Vallabhajosyula is hopeful that this work will help pave the way to replacing surgical biopsies with a blood test capable of detecting ACR. This would not only improve patients’ quality of life but also could potentially save even more lives.

Furthermore, clinicians don’t have a way to titrate (calibrate) immunosuppression drugs for their patients. “Everybody gets the same high dose,” Vallabhajosyula says. However, this therapy comes with its own risks—patients with suppressed immune systems are more prone to infections and cancer development. A reliable blood test could allow clinicians to titrate immunosuppression on a patient-by-patient basis to minimize the risks of immunosuppressive therapy.

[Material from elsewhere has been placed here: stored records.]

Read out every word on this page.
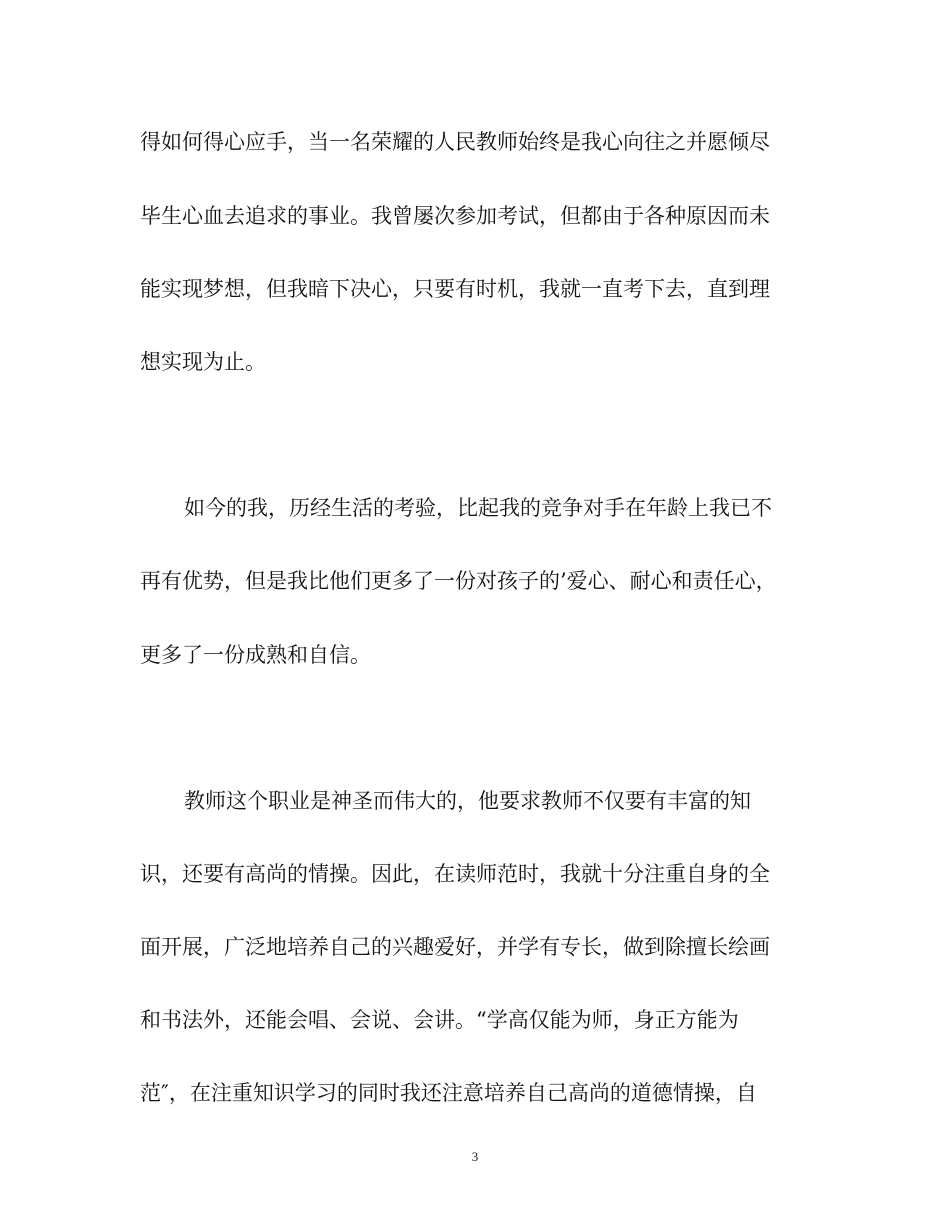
得如何得心应手，当一名荣耀的人民教师始终是我心向往之并愿倾尽
毕生心血去追求的事业。我曾屡次参加考试，但都由于各种原因而未
能实现梦想，但我暗下决心，只要有时机，我就一直考下去，直到理
想实现为止。
如今的我，历经生活的考验，比起我的竞争对手在年龄上我已不
再有优势，但是我比他们更多了一份对孩子的’爱心、耐心和责任心，
更多了一份成熟和自信。
教师这个职业是神圣而伟大的，他要求教师不仅要有丰富的知
识，还要有高尚的情操。因此，在读师范时，我就十分注重自身的全
面开展，广泛地培养自己的兴趣爱好，并学有专长，做到除擅长绘画
和书法外，还能会唱、会说、会讲。“学高仅能为师，身正方能为
范″，在注重知识学习的同时我还注意培养自己高尚的道德情操，自
3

This vision could become a reality within the next decade, Vallabhajosyula says. “I’m imagining a future in which a heart transplant patient could go once a month to a local [diagnostics] lab,” he says. “They don’t have to come to a cath lab and get a biopsy of their transplanted heart. They just go to a local lab, give a blood sample, and go home, and clinicians would receive molecular information about the overall immune health of the transplanted heart.”